Gerechtshof 's-Hertogenbosch

Datum uitspraak
3 november 2016
Publicatiedatum
7 november 2016
Zaaknummer
15/00588
Instantie
Gerechtshof 's-Hertogenbosch
Type
Uitspraak
Rechtsgebied
Bestuursrecht; Belastingrecht
Procedures
  • Hoger beroep
Rechters
Vindplaatsen
  • Rechtspraak.nl
AI samenvatting door LexboostAutomatisch gegenereerd

Hoger beroep inzake naheffingsaanslag overdrachtsbelasting en heffingsrente

In deze zaak gaat het om een hoger beroep tegen een naheffingsaanslag overdrachtsbelasting van € 18.240, opgelegd aan belanghebbende door de Inspecteur van de Belastingdienst. De naheffingsaanslag is opgelegd na de verkrijging van onroerende zaken door belanghebbende op een executieveiling in 2008. De Inspecteur stelt dat de vrijstelling van overdrachtsbelasting, waar belanghebbende een beroep op doet, niet van toepassing is omdat de levering van de onroerende zaken niet kwalificeert voor de vrijstelling onder artikel 15, lid 1, onderdeel a van de Wet op belastingen van rechtsverkeer. Belanghebbende heeft bezwaar gemaakt tegen de naheffingsaanslag, maar de Rechtbank heeft het beroep ongegrond verklaard. In hoger beroep stelt belanghebbende dat de naheffingsaanslag vernietigd moet worden vanwege het ontbreken van het tijdvak op de naheffingsaanslag en dat de algemene beginselen van behoorlijk bestuur zijn geschonden. Het Hof oordeelt dat de naheffingsaanslag terecht is opgelegd en dat er geen schending van het vertrouwensbeginsel is. De heffingsrente wordt ook niet gemitigeerd. Het Hof bevestigt de uitspraak van de Rechtbank en verklaart het hoger beroep ongegrond.

Uitspraak

GERECHTSHOF ’s-HERTOGENBOSCH

Team belastingrecht
Meervoudige Belastingkamer
Kenmerk: 15/00588
Uitspraak op het hoger beroep van
[belanghebbende] ,
gevestigd te [vestigingsplaats] ,
hierna: belanghebbende,
tegen de uitspraak van de Rechtbank Zeeland-West-Brabant te Breda (hierna: de Rechtbank) van 12 februari 2015, nummer AWB 14/1414, in het geding tussen
belanghebbende,
en
de inspecteur van de Belastingdienst,
hierna: de Inspecteur,
inzake na te noemen naheffingsaanslag overdrachtsbelasting.

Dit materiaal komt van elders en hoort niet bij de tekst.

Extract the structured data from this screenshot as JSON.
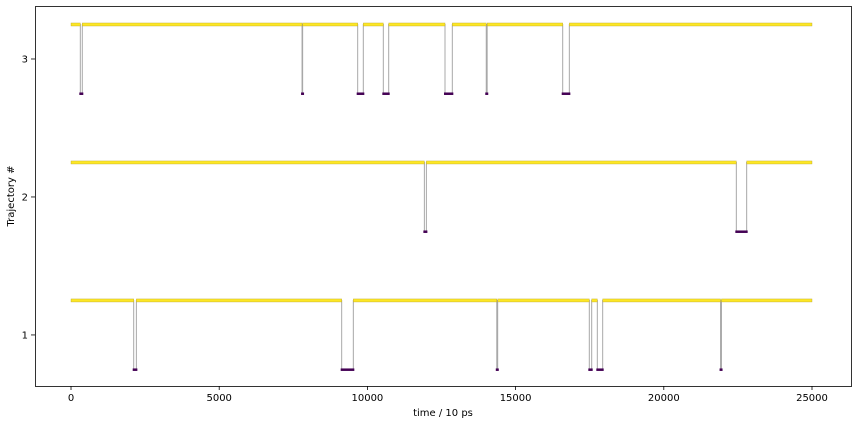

1.Ontstaan en loop van het geding

1.1.
Aan belanghebbende is met dagtekening 21 augustus 2013 onder aanslagnummer [aanslagnummer] een naheffingsaanslag overdrachtsbelasting opgelegd ten bedrage van € 18.240. Tegelijkertijd is, in één geschrift verenigd met de naheffingsaanslag, bij beschikking € 2.369 heffingsrente in rekening gebracht. Na daartegen gemaakt bezwaar heeft de Inspecteur bij uitspraak de naheffingsaanslag gehandhaafd.
1.2.
Belanghebbende is van deze uitspraak in beroep gekomen bij de Rechtbank. Ter zake van dit beroep heeft de griffier van de Rechtbank van belanghebbende een griffierecht geheven van € 328. De Rechtbank heeft het beroep ongegrond verklaard.
1.3.
Tegen deze uitspraak heeft belanghebbende hoger beroep ingesteld bij het Hof.
Ter zake van dit beroep heeft de griffier van belanghebbende een griffierecht geheven van € 497. De Inspecteur heeft een verweerschrift ingediend.
1.4.
Het onderzoek ter zitting heeft plaatsgehad op 2 september 2016 te ‘s-Hertogenbosch. Aldaar zijn toen verschenen en gehoord de heer [A] , belastingadviseur te [B] , als gemachtigde van belanghebbende, alsmede, namens de Inspecteur, de heer [C] en de heer [D] .
1.5.
Belanghebbende en de Inspecteur hebben te dezer zitting een pleitnota voorgedragen en exemplaren daarvan overgelegd aan het Hof en aan de wederpartij.
1.6.
Aan het einde van de zitting heeft het Hof heeft het onderzoek gesloten.
1.7.
Van de zitting is geen proces-verbaal opgemaakt.

2.Feiten

Op grond van de stukken van het geding en het onderzoek ter zitting zijn in deze zaak de volgende feiten en omstandigheden voor het Hof komen vast te staan:
2.1.
Op [datum 1] 2008 heeft belanghebbende op een executieveiling een bod uitgebracht op appartementen, gelegen aan de [a-straat] te [E] . Op [datum 2] 2008 is de akte houdende verklaring van betaling van de koopsom van € 304.000, exclusief omzetbelasting, opgemaakt en heeft belanghebbende de eigendom van de appartementen verkregen.
2.2.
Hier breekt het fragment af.